Maximalpreis-Klausel ohne Wirkung
Hamburgs neuer Jugendknast kostet den Steuerzahler immer mehr Geld
Was ist passiert?
Hamburg. Für den Neubau der Jugendhaftanstalt in Billwerder, die ab 2026 die marode Anstalt auf der Elbinsel Hahnöfersand ersetzen soll, waren ursprünglich Kosten von rund 165 Mio. Euro veranschlagt – nun sollen es schon 192 Mio. Euro werden. Ein Ende der Kostenentwicklung ist nicht in Sicht.

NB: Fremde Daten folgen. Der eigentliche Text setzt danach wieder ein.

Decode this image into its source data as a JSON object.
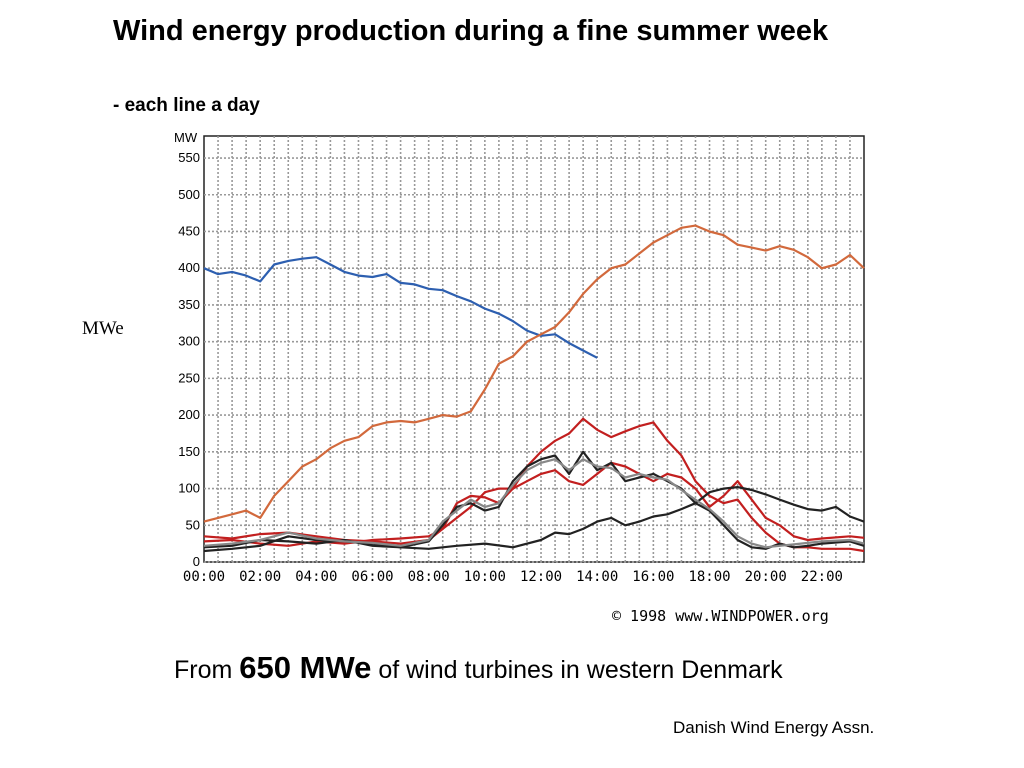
{
  "slide": {
    "title": "Wind energy production during a fine summer week",
    "subtitle": "- each line a day",
    "side_label": "MWe",
    "caption_pre": "From ",
    "caption_big": "650 MWe",
    "caption_post": " of wind turbines in western Denmark",
    "source": "Danish Wind Energy Assn."
  },
  "chart_data": {
    "type": "line",
    "ylabel": "MW",
    "copyright": "© 1998 www.WINDPOWER.org",
    "xlim": [
      0,
      23.5
    ],
    "ylim": [
      0,
      580
    ],
    "y_ticks": [
      0,
      50,
      100,
      150,
      200,
      250,
      300,
      350,
      400,
      450,
      500,
      550
    ],
    "x_ticks": [
      "00:00",
      "02:00",
      "04:00",
      "06:00",
      "08:00",
      "10:00",
      "12:00",
      "14:00",
      "16:00",
      "18:00",
      "20:00",
      "22:00"
    ],
    "x_tick_values": [
      0,
      2,
      4,
      6,
      8,
      10,
      12,
      14,
      16,
      18,
      20,
      22
    ],
    "grid": true,
    "colors": {
      "blue": "#2d5fb0",
      "orange": "#d2693c",
      "red": "#c21f1f",
      "black": "#222222",
      "grey": "#888888"
    },
    "series": [
      {
        "color": "blue",
        "x": [
          0,
          0.5,
          1,
          1.5,
          2,
          2.5,
          3,
          3.5,
          4,
          4.5,
          5,
          5.5,
          6,
          6.5,
          7,
          7.5,
          8,
          8.5,
          9,
          9.5,
          10,
          10.5,
          11,
          11.5,
          12,
          12.5,
          13,
          13.5,
          14
        ],
        "y": [
          400,
          392,
          395,
          390,
          382,
          405,
          410,
          413,
          415,
          405,
          395,
          390,
          388,
          392,
          380,
          378,
          372,
          370,
          362,
          355,
          345,
          338,
          328,
          315,
          308,
          310,
          298,
          288,
          278
        ]
      },
      {
        "color": "orange",
        "x": [
          0,
          0.5,
          1,
          1.5,
          2,
          2.5,
          3,
          3.5,
          4,
          4.5,
          5,
          5.5,
          6,
          6.5,
          7,
          7.5,
          8,
          8.5,
          9,
          9.5,
          10,
          10.5,
          11,
          11.5,
          12,
          12.5,
          13,
          13.5,
          14,
          14.5,
          15,
          15.5,
          16,
          16.5,
          17,
          17.5,
          18,
          18.5,
          19,
          19.5,
          20,
          20.5,
          21,
          21.5,
          22,
          22.5,
          23,
          23.5
        ],
        "y": [
          55,
          60,
          65,
          70,
          60,
          90,
          110,
          130,
          140,
          155,
          165,
          170,
          185,
          190,
          192,
          190,
          195,
          200,
          198,
          205,
          235,
          270,
          280,
          300,
          310,
          320,
          340,
          365,
          385,
          400,
          405,
          420,
          435,
          445,
          455,
          458,
          450,
          445,
          432,
          428,
          424,
          430,
          425,
          415,
          400,
          405,
          418,
          400
        ]
      },
      {
        "color": "red",
        "x": [
          0,
          1,
          2,
          3,
          4,
          5,
          6,
          7,
          8,
          8.5,
          9,
          9.5,
          10,
          10.5,
          11,
          11.5,
          12,
          12.5,
          13,
          13.5,
          14,
          14.5,
          15,
          15.5,
          16,
          16.5,
          17,
          17.5,
          18,
          18.5,
          19,
          19.5,
          20,
          20.5,
          21,
          21.5,
          22,
          23,
          23.5
        ],
        "y": [
          28,
          30,
          25,
          22,
          28,
          25,
          30,
          32,
          35,
          45,
          80,
          90,
          88,
          80,
          100,
          130,
          150,
          165,
          175,
          195,
          180,
          170,
          178,
          185,
          190,
          165,
          145,
          110,
          90,
          80,
          85,
          60,
          40,
          25,
          20,
          20,
          18,
          18,
          15
        ]
      },
      {
        "color": "red",
        "x": [
          0,
          1,
          2,
          3,
          4,
          5,
          6,
          7,
          8,
          8.5,
          9,
          9.5,
          10,
          10.5,
          11,
          11.5,
          12,
          12.5,
          13,
          13.5,
          14,
          14.5,
          15,
          15.5,
          16,
          16.5,
          17,
          17.5,
          18,
          18.5,
          19,
          19.5,
          20,
          20.5,
          21,
          21.5,
          22,
          23,
          23.5
        ],
        "y": [
          35,
          32,
          38,
          40,
          35,
          30,
          28,
          25,
          30,
          45,
          60,
          75,
          95,
          100,
          100,
          110,
          120,
          125,
          110,
          105,
          120,
          135,
          130,
          120,
          110,
          120,
          115,
          100,
          75,
          90,
          110,
          85,
          60,
          50,
          35,
          30,
          32,
          35,
          33
        ]
      },
      {
        "color": "black",
        "x": [
          0,
          1,
          2,
          3,
          4,
          5,
          6,
          7,
          8,
          9,
          10,
          11,
          12,
          12.5,
          13,
          13.5,
          14,
          14.5,
          15,
          15.5,
          16,
          16.5,
          17,
          17.5,
          18,
          18.5,
          19,
          19.5,
          20,
          20.5,
          21,
          21.5,
          22,
          22.5,
          23,
          23.5
        ],
        "y": [
          20,
          22,
          30,
          28,
          25,
          30,
          22,
          20,
          18,
          22,
          25,
          20,
          30,
          40,
          38,
          45,
          55,
          60,
          50,
          55,
          62,
          65,
          72,
          80,
          95,
          100,
          102,
          98,
          92,
          85,
          78,
          72,
          70,
          75,
          62,
          55
        ]
      },
      {
        "color": "black",
        "x": [
          0,
          1,
          2,
          3,
          4,
          5,
          6,
          7,
          8,
          8.5,
          9,
          9.5,
          10,
          10.5,
          11,
          11.5,
          12,
          12.5,
          13,
          13.5,
          14,
          14.5,
          15,
          15.5,
          16,
          16.5,
          17,
          17.5,
          18,
          18.5,
          19,
          19.5,
          20,
          20.5,
          21,
          21.5,
          22,
          23,
          23.5
        ],
        "y": [
          15,
          18,
          22,
          35,
          30,
          28,
          25,
          20,
          28,
          50,
          75,
          80,
          70,
          75,
          110,
          130,
          140,
          145,
          120,
          150,
          125,
          135,
          110,
          115,
          120,
          110,
          100,
          80,
          70,
          50,
          30,
          20,
          18,
          25,
          20,
          22,
          25,
          28,
          22
        ]
      },
      {
        "color": "grey",
        "x": [
          0,
          1,
          2,
          3,
          4,
          5,
          6,
          7,
          8,
          8.5,
          9,
          9.5,
          10,
          10.5,
          11,
          11.5,
          12,
          12.5,
          13,
          13.5,
          14,
          14.5,
          15,
          15.5,
          16,
          16.5,
          17,
          17.5,
          18,
          18.5,
          19,
          19.5,
          20,
          20.5,
          21,
          21.5,
          22,
          23,
          23.5
        ],
        "y": [
          22,
          25,
          30,
          40,
          32,
          28,
          26,
          22,
          30,
          55,
          70,
          85,
          75,
          80,
          105,
          125,
          135,
          140,
          125,
          140,
          130,
          128,
          115,
          120,
          115,
          112,
          98,
          85,
          72,
          55,
          35,
          25,
          20,
          22,
          24,
          26,
          28,
          30,
          25
        ]
      }
    ]
  }
}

Dabei wurde für das Projekt 2019 als Versicherung gegen genau dieses Szenario ein „garantierter Maximalpreis“ vereinbart – und zwar in Höhe von „nur“ 164,39 Mio. Euro. Doch statt Preisstabilität herrscht nun Vertragsakrobatik: Mit der Begründung „unvorhersehbarer Ereignisse“ wie Pandemie und Ukrainekrieg wird die Preisbremse einfach ausgehebelt. Doch damit nicht genug: Obwohl das Gefängnis noch nicht fertiggestellt ist, haben sich die von der Stadt künftig zu zahlenden Mietkosten ebenfalls schon deutlich erhöht. Im Juli 2019 war laut einer Mitteilung des Senats an die Bürgerschaft im Hinblick auf den garantierten Maximalpreis des JVA-Baus eine Gesamtjahresmiete in Höhe von 8,633 Mio. Euro festgelegt worden. Das entspricht einem Quadratmeterpreis von 31,16 Euro pro Monat. Doch im Herbst 2024 wurde laut einer Stellungnahme der Justizbehörde im Justizausschuss der Bürgerschaft die Gesamtmiete auf 11,738 Mio. Euro erhöht (42,37 Euro pro Quadratmeter und Monat). Das entspricht einer Mieterhöhung um knapp 36 Prozent – bevor das Mietverhältnis überhaupt begonnen hat. Sechs Jahre nach der Übergabe des Gefängnisses an die Stadt soll die Miete laut Medienberichten sogar noch einmal steigen: auf dann 12,356 Mio. Euro. Trotz mehrfacher Nachfragen durch den BdSt äußert sich die Justizbehörde zu dieser jüngsten Mietsteigerung nicht – aber auch das ist natürlich eine Aussage.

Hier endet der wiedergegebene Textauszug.